One version, called a Three-way portable because it could be operated any of three ways: batteries, the AC line, or the DC line; typically had the following tube array:
- Converter: 1R5 (or 1L6 if the set was shortwave, such as the Zenith Trans-Oceanic)
- IF amplifier: 1U4
- Detector and first audio amplifier: 1U5
- Audio power output: 3V4
- Rectifier: 35W4, 117Z3, or a selenium rectifier

This version used a 7.5 V A battery and a 90 V B battery. Note that the A battery did not need to heat the rectifier tube because, when operating from the batteries, the rectifier was not needed.
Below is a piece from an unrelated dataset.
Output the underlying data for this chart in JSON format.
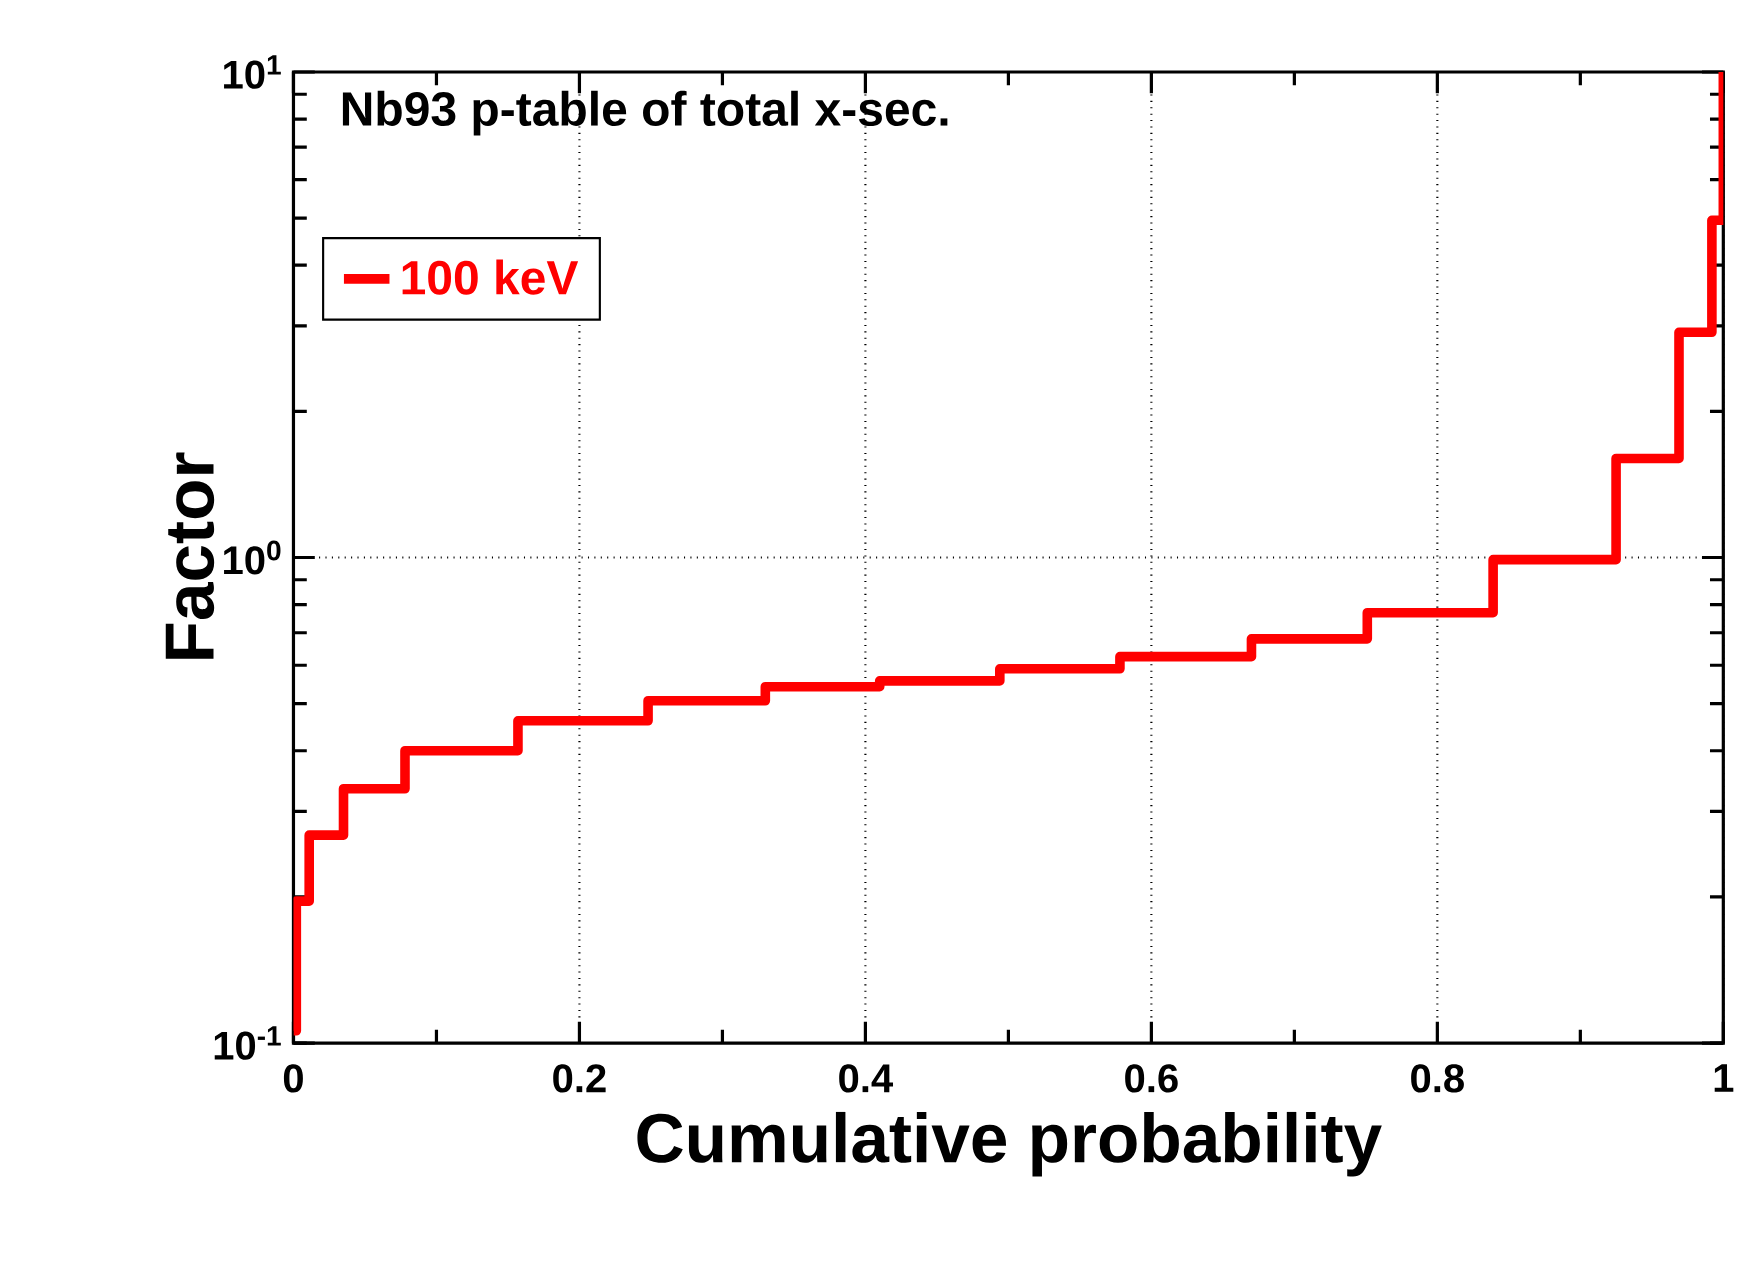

When operating on batteries, this version had almost instant warmup because of the tubes used their filaments as cathodes.
This setup was common on Motorola portable radios commonly resembling metal "lunch boxes".

===Variations===
Since the AA5 was a minimalist design, there was plenty of room for enhanced versions, resulting in an "AA6":

- A few sets added an extra 12SK7 as an RF or IF amplifier. This would require using a 35L6 to maintain the heater voltage.
- Or, another audio amplifier tube could be added for increased audio output. To keep the total heater voltage at around 120 V, the two output tubes would have to be 25 to 35-volt types, such as the 35L6 or 25L6.
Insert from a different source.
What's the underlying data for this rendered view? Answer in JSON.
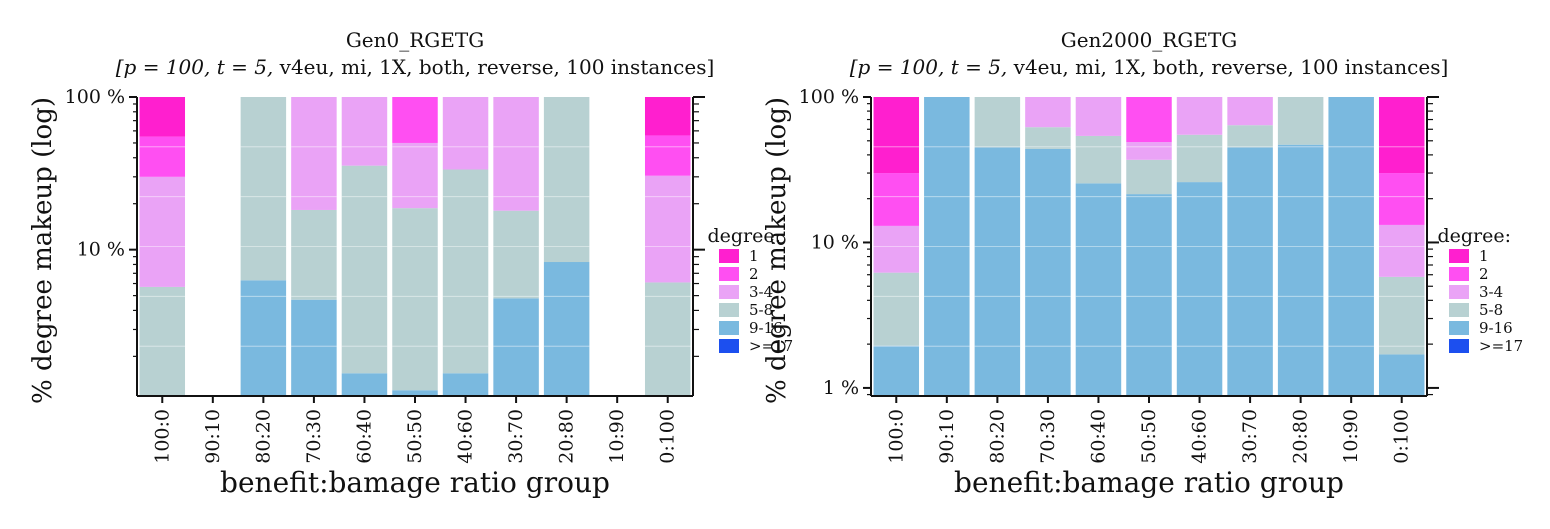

There were even a few "AA4" designs, usually midget sets, only usable in strong-signal metropolitan areas, because most had no IF amplifier (although some replaced the rectifier tube with a selenium rectifier).

==Series string order==
According to various editions of the RCA Receiving Tube Manual, the heater string of an AC/DC radio should be arranged in a particular order to minimize hum. Assuming that all functions are performed by separate tubes, the heaters in the string should be arranged as follows:
1. Input stage
2. Ballast tube or resistor
3. Rectifier
4. Audio power output amplifier
5. RF and IF amplifiers
6. Converter
7. First AF amplifier
8. Detector
9. Ground/B-minus line
Not all manufacturers followed this recommendation.
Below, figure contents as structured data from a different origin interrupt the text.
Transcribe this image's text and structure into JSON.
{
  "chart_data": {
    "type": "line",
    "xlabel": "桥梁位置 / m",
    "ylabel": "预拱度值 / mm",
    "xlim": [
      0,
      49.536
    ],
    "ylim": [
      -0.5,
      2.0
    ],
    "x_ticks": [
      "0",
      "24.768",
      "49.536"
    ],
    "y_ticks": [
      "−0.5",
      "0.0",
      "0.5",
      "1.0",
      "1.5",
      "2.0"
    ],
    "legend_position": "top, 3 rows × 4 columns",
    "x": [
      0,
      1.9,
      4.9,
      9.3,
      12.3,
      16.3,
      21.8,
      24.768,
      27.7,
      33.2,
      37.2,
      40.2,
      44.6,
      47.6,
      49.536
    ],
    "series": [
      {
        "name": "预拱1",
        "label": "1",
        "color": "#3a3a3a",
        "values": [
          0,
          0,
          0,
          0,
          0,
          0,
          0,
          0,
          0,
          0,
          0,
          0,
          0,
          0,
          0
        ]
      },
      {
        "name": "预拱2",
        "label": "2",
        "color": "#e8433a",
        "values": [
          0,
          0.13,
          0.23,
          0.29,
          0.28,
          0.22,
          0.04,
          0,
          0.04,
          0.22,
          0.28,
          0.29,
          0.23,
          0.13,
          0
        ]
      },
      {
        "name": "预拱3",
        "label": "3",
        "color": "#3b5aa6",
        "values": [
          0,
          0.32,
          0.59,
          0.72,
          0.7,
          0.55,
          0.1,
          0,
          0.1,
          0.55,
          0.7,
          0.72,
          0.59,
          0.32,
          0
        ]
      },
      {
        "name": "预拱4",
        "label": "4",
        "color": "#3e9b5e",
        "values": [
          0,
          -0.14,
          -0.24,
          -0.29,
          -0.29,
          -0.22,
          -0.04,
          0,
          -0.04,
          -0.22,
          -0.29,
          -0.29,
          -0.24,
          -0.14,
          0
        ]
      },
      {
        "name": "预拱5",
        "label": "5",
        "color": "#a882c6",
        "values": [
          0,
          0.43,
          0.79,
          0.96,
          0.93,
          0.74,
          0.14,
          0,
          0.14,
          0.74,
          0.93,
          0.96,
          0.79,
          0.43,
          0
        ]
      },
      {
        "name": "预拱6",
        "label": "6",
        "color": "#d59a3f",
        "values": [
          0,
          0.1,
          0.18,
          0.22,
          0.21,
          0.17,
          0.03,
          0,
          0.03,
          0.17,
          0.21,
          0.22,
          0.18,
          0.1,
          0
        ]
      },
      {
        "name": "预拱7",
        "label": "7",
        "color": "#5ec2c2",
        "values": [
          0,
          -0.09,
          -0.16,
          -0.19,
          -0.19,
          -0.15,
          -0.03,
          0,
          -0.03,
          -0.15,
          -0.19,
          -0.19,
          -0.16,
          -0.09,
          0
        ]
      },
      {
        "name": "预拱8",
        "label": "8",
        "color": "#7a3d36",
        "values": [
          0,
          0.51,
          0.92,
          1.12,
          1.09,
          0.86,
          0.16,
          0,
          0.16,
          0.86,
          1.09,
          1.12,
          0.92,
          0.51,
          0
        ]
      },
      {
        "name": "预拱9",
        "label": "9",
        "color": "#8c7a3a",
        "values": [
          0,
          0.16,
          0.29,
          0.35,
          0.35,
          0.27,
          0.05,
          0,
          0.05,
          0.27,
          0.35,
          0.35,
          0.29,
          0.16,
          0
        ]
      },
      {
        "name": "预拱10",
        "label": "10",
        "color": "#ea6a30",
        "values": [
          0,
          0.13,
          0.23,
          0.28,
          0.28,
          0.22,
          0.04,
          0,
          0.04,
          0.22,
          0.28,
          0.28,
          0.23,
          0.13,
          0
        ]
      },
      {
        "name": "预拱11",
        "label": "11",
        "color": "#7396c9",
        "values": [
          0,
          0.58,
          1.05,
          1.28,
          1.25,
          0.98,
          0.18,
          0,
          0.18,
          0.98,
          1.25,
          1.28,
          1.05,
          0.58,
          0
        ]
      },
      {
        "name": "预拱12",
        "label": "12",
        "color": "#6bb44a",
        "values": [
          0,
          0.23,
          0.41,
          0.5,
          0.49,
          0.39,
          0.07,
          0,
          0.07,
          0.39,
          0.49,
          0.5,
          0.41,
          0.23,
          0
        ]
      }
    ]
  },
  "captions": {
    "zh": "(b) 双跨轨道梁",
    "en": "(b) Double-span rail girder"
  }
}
==Effect on television design==
Many black-and-white and color television receivers were built using All American Five principles, including a hot chassis and series-wired heaters. The designs were found primarily in portable or inexpensive sets ranging from the 1950s to even as late as the GE Portacolor series which was finally discontinued in the 1980s. Early sets tended to use selenium rectifiers in place of a tube; later sets used silicon diodes. Some of these sets were hybrid, using transistors for small signal applications and vacuum tubes in place of then-expensive power transistors. Some also included a rectifier diode in series with the tube filaments; when the set was off, the rectifier kept the filaments partially heated, a technique given a variety of names such as "Instant On".

==Servicing precautions==
Since the chassis of the set may be connected directly to the live side of the power line, service shops used an isolation transformer to protect technicians from a shock hazard. Some restorers will rewire the hot chassis set to put the chassis at neutral at all times. Some designs only require polarizing the plug, while others require rewiring the power supply to remove the switch from chassis ground. Power outlets must be wired properly for this modification to be protective.